Any potential deal to normalise relations between Saudi Arabia and Israel would benefit the Middle East but depends on the progress of the peace process between Israelis and Palestinians, the Kingdom’s foreign minister said on Thursday. The foreign minister added, however, that any potential deal would only be possible if progress towards peace between Israel and Palestine is made.
These developments should be seen in the backdrop of the fact that normally Saudi Arabia does not even make any considerable attempts to even accept any possibility of any normalisation of relations between Saudi Arabia and Israel.
Iran has become too confident given the kind of importance the Biden administration is giving it.
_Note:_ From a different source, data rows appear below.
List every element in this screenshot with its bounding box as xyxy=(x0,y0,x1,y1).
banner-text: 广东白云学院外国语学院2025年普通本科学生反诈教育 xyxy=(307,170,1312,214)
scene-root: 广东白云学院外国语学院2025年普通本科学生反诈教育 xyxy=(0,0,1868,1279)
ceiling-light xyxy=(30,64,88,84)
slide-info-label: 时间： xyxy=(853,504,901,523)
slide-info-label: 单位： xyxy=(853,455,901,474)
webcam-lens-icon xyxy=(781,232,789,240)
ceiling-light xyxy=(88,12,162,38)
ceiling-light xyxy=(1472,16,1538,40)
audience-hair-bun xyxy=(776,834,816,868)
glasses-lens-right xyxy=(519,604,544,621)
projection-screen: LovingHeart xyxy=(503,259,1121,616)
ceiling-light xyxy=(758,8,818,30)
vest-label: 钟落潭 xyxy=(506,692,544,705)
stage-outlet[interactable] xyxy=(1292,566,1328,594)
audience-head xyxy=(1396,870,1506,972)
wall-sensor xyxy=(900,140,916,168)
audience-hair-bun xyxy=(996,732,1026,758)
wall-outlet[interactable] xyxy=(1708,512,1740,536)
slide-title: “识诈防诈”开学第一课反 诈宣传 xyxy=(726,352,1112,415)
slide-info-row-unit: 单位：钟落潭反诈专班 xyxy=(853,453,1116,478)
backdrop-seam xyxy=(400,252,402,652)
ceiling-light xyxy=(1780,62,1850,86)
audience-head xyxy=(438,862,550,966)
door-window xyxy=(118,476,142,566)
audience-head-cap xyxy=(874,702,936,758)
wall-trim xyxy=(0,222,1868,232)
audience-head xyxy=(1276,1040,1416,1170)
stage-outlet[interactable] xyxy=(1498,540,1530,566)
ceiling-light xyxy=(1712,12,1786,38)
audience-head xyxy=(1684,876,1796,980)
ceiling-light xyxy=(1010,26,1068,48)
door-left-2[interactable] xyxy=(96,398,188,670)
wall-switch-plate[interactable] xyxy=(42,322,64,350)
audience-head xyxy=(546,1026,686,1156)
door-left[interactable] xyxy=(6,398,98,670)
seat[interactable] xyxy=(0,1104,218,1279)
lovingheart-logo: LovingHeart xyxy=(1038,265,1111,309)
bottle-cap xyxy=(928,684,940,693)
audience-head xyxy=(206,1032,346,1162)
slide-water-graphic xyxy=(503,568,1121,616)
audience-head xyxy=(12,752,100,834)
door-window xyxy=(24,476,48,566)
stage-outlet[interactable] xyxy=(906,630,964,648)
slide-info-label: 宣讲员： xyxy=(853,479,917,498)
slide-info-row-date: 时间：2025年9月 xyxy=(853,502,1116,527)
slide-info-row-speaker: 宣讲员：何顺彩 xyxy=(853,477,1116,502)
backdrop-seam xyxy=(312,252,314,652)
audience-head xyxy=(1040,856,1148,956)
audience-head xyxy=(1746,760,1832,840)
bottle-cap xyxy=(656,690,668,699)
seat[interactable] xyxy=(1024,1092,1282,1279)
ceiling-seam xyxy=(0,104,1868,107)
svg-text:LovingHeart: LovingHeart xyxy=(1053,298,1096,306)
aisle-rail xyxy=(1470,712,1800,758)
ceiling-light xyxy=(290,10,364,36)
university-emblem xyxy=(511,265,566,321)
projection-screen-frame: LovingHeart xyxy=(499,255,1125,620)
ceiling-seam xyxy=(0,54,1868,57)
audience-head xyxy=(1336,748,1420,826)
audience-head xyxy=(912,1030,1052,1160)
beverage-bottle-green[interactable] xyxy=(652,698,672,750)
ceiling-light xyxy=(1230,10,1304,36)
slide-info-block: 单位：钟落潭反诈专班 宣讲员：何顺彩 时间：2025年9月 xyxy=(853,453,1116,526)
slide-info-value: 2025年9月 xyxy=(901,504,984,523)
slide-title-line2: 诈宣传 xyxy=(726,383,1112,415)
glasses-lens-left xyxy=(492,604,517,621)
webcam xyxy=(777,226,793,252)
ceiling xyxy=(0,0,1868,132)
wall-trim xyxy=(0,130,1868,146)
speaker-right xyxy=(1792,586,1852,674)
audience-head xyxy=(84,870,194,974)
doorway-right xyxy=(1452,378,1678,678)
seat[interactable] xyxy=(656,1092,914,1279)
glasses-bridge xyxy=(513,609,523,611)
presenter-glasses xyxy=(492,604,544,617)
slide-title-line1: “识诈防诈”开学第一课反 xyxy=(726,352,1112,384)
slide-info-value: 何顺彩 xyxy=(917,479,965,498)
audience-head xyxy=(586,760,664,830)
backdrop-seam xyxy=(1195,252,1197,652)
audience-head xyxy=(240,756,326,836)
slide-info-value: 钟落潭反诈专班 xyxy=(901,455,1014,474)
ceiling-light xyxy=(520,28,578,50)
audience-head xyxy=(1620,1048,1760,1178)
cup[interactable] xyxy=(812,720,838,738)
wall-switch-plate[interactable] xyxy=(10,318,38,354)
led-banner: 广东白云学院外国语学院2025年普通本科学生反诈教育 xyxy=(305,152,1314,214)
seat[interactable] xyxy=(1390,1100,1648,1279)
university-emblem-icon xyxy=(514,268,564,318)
Iran’s hardliners early last month admitted that Tehran had attacked an Israeli ship, MV Helios Ray, off the coast of Oman in late February. In addition to this, a missile attack launched by Iran backed Yemen’s Houthi rebels on Riyadh had been thwarted and threats to the Saudi oil wells are not subsiding. These are just a few examples of offensive Iran’s proxies are conducting on Saudi Arabia and Israel.
Because of the weak leadership of Joe Biden and his continuous alienation of its all-weather allies in the Middle East, Iran is feeling emboldened. Iran knows that Joe Biden will turn a blind eye on its actions in the region in hopes that Tehran returns to comply with the JCPOA, and in the meantime, it can take all the offensive measures via its proxies with impunity.
Prince Faisal said, “I don’t know if (a deal is) imminent, it’s very much dependent on progress with the peace process,”. “There is, of course, a normalisation deal on the table — it has been on the table since 2002; it’s called the Arab peace plan. And even before that, we had the Fez initiative, which was presented by the Kingdom in 1982 and puts forward the prospect of full and complete normalization with Israel in return for a just settlement to the Palestinian issue”.
“Now, normalisation in the region can only be successful if we address the issue of the Palestinians and if we can deliver a Palestinian state within the 1967 borders that give the Palestinians dignity and gives them their rights. If we can find a path towards that, then I think we can see a much, much safer region and a much more prosperous one where everybody can contribute to its success, including Israel,” he continued.
The fact that the Kingdom of Saudi Arabia is now considering a peace deal with Israel and the normalisation of relations, after giving a go-ahead to other gulf allies, tells us how the temperature in the Middle East is changing.